Niente bollo auto nel 2027 per una parte delle vetture di piccola e media potenza e per i motocicli. È la misura che il governo porta oggi, 16 settembre, in Consiglio dei ministri e che compare nella bozza del decreto circolata nelle ultime ore.
Per le autovetture la soglia prevista è di 80 kW, pari a circa 109 cavalli, mentre ogni persona potrà beneficiare dell’esenzione per un solo veicolo regolarmente assicurato.
L’agevolazione, stando alla bozza, riguarderà i versamenti della tassa automobilistica con scadenza ordinaria compresa tra il 1° gennaio e il 31 dicembre 2027. Non si tratta quindi, allo stato del testo disponibile, dell’abolizione definitiva del bollo.
Per le automobili, la bozza prevede l’esenzione per le persone fisiche soggette al pagamento del bollo su vetture a benzina o diesel con potenza non superiore a 80 kW, comprese quelle che utilizzano questi carburanti in combinazione con un’altra fonte di propulsione, come nel caso di alcuni veicoli ibridi.
Se una persona possiede più automobili che rispettano i requisiti, non potrà beneficiare dell’esenzione per tutte.
La norma stabilisce che il beneficio venga applicato alla vettura con la potenza più bassa. In caso di due auto con la stessa potenza, verrebbe scelta quella sulla quale, senza l’agevolazione, sarebbe dovuto il bollo di importo inferiore.
Fonti di Palazzo Chigi hanno inoltre indicato che l’intervento dovrebbe comprendere tutti i motocicli, sempre nel limite di una sola agevolazione per ciascun cittadino.
Il testo definitivo dovrà chiarire nel dettaglio anche il coordinamento della nuova misura con le esenzioni già previste dalle singole Regioni per alcune categorie di veicoli.
Il bollo è una tassa il cui gettito è destinato alle Regioni. Per questo la cancellazione prevista per il 2027 richiede una compensazione da parte dello Stato.
La bozza quantifica in 2 miliardi e 293,5 milioni di euro il trasferimento destinato nel 2027 alle Regioni e alle Province autonome di Trento e Bolzano per compensare la riduzione delle entrate.
Il tema delle coperture era stato uno dei principali ostacoli alle ipotesi di riduzione del bollo discusse nelle ultime settimane. Ancora nella mattinata del 16 settembre veniva riportata l’ipotesi di uno sconto progressivo legato alla potenza del veicolo, mentre il testo arrivato all’esame del governo prevede un’esenzione completa entro la soglia individuata.

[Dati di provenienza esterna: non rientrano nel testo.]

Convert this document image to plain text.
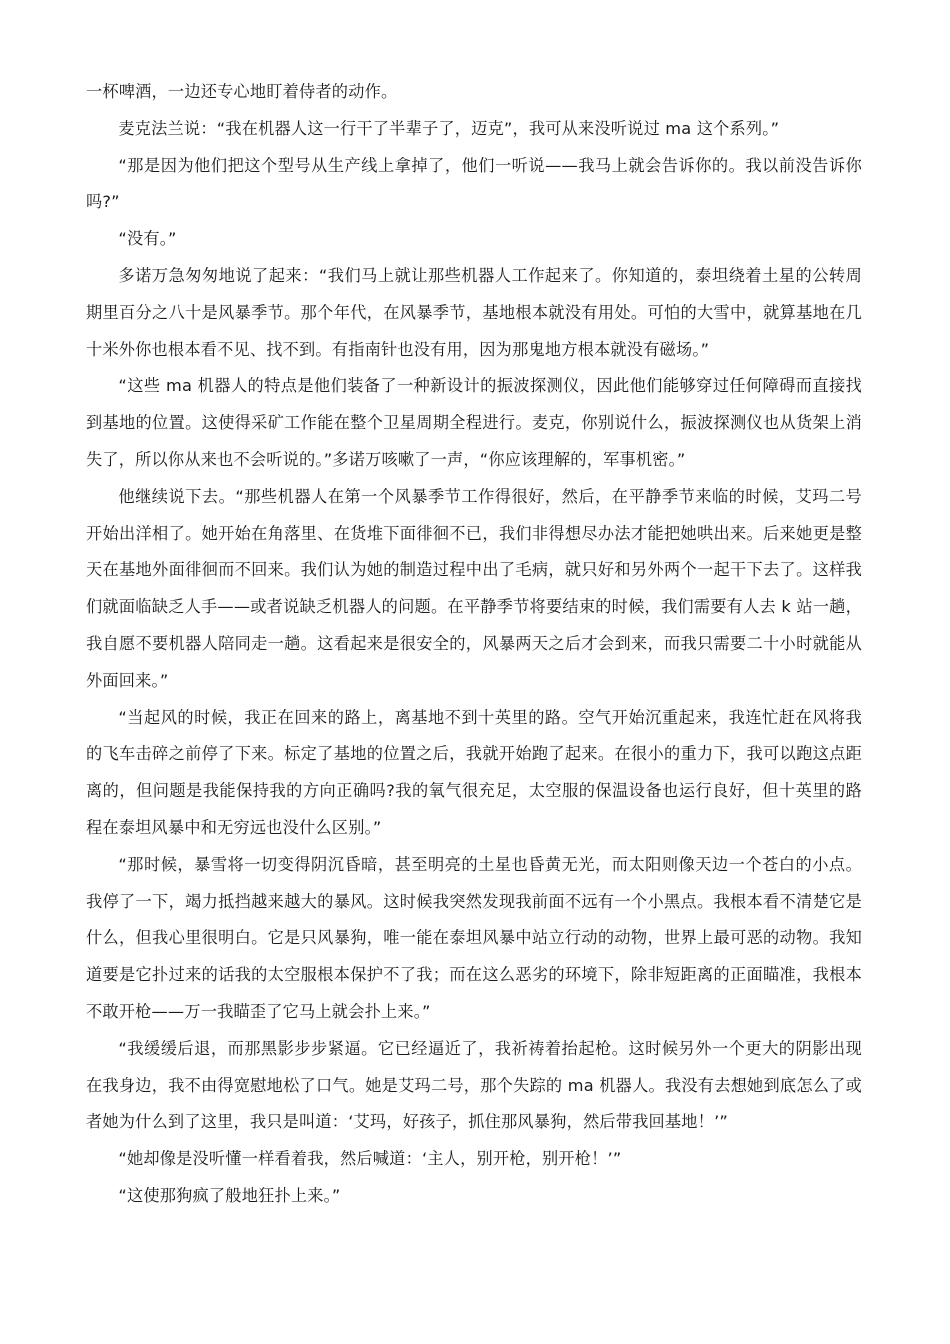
一杯啤酒，一边还专心地盯着侍者的动作。

麦克法兰说：“我在机器人这一行干了半辈子了，迈克”，我可从来没听说过 ma 这个系列。”

“那是因为他们把这个型号从生产线上拿掉了，他们一听说——我马上就会告诉你的。我以前没告诉你吗?”

“没有。”

多诺万急匆匆地说了起来：“我们马上就让那些机器人工作起来了。你知道的，泰坦绕着土星的公转周期里百分之八十是风暴季节。那个年代，在风暴季节，基地根本就没有用处。可怕的大雪中，就算基地在几十米外你也根本看不见、找不到。有指南针也没有用，因为那鬼地方根本就没有磁场。”

“这些 ma 机器人的特点是他们装备了一种新设计的振波探测仪，因此他们能够穿过任何障碍而直接找到基地的位置。这使得采矿工作能在整个卫星周期全程进行。麦克，你别说什么，振波探测仪也从货架上消失了，所以你从来也不会听说的。”多诺万咳嗽了一声，“你应该理解的，军事机密。”

他继续说下去。“那些机器人在第一个风暴季节工作得很好，然后，在平静季节来临的时候，艾玛二号开始出洋相了。她开始在角落里、在货堆下面徘徊不已，我们非得想尽办法才能把她哄出来。后来她更是整天在基地外面徘徊而不回来。我们认为她的制造过程中出了毛病，就只好和另外两个一起干下去了。这样我们就面临缺乏人手——或者说缺乏机器人的问题。在平静季节将要结束的时候，我们需要有人去 k 站一趟，我自愿不要机器人陪同走一趟。这看起来是很安全的，风暴两天之后才会到来，而我只需要二十小时就能从外面回来。”

“当起风的时候，我正在回来的路上，离基地不到十英里的路。空气开始沉重起来，我连忙赶在风将我的飞车击碎之前停了下来。标定了基地的位置之后，我就开始跑了起来。在很小的重力下，我可以跑这点距离的，但问题是我能保持我的方向正确吗?我的氧气很充足，太空服的保温设备也运行良好，但十英里的路程在泰坦风暴中和无穷远也没什么区别。”

“那时候，暴雪将一切变得阴沉昏暗，甚至明亮的土星也昏黄无光，而太阳则像天边一个苍白的小点。我停了一下，竭力抵挡越来越大的暴风。这时候我突然发现我前面不远有一个小黑点。我根本看不清楚它是什么，但我心里很明白。它是只风暴狗，唯一能在泰坦风暴中站立行动的动物，世界上最可恶的动物。我知道要是它扑过来的话我的太空服根本保护不了我；而在这么恶劣的环境下，除非短距离的正面瞄准，我根本不敢开枪——万一我瞄歪了它马上就会扑上来。”

“我缓缓后退，而那黑影步步紧逼。它已经逼近了，我祈祷着抬起枪。这时候另外一个更大的阴影出现在我身边，我不由得宽慰地松了口气。她是艾玛二号，那个失踪的 ma 机器人。我没有去想她到底怎么了或者她为什么到了这里，我只是叫道：‘艾玛，好孩子，抓住那风暴狗，然后带我回基地！’”

“她却像是没听懂一样看着我，然后喊道：‘主人，别开枪，别开枪！’”

“这使那狗疯了般地狂扑上来。”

Il punto più importante è quindi la durata dell’intervento.
La bozza non elimina strutturalmente la tassa automobilistica: prevede una esenzione per i pagamenti in scadenza nel solo 2027, per i veicoli e i contribuenti che rientrano nei requisiti.
Il bollo resta inoltre un tributo regionale, con aliquote e alcune agevolazioni che possono variare sul territorio. A oggi esistono già, per esempio, specifiche esenzioni per determinate categorie di persone e veicoli, gestite a livello regionale.
Il provvedimento dovrà ora superare l’esame del Consiglio dei ministri e il testo definitivo potrà precisare o modificare le condizioni contenute nella bozza.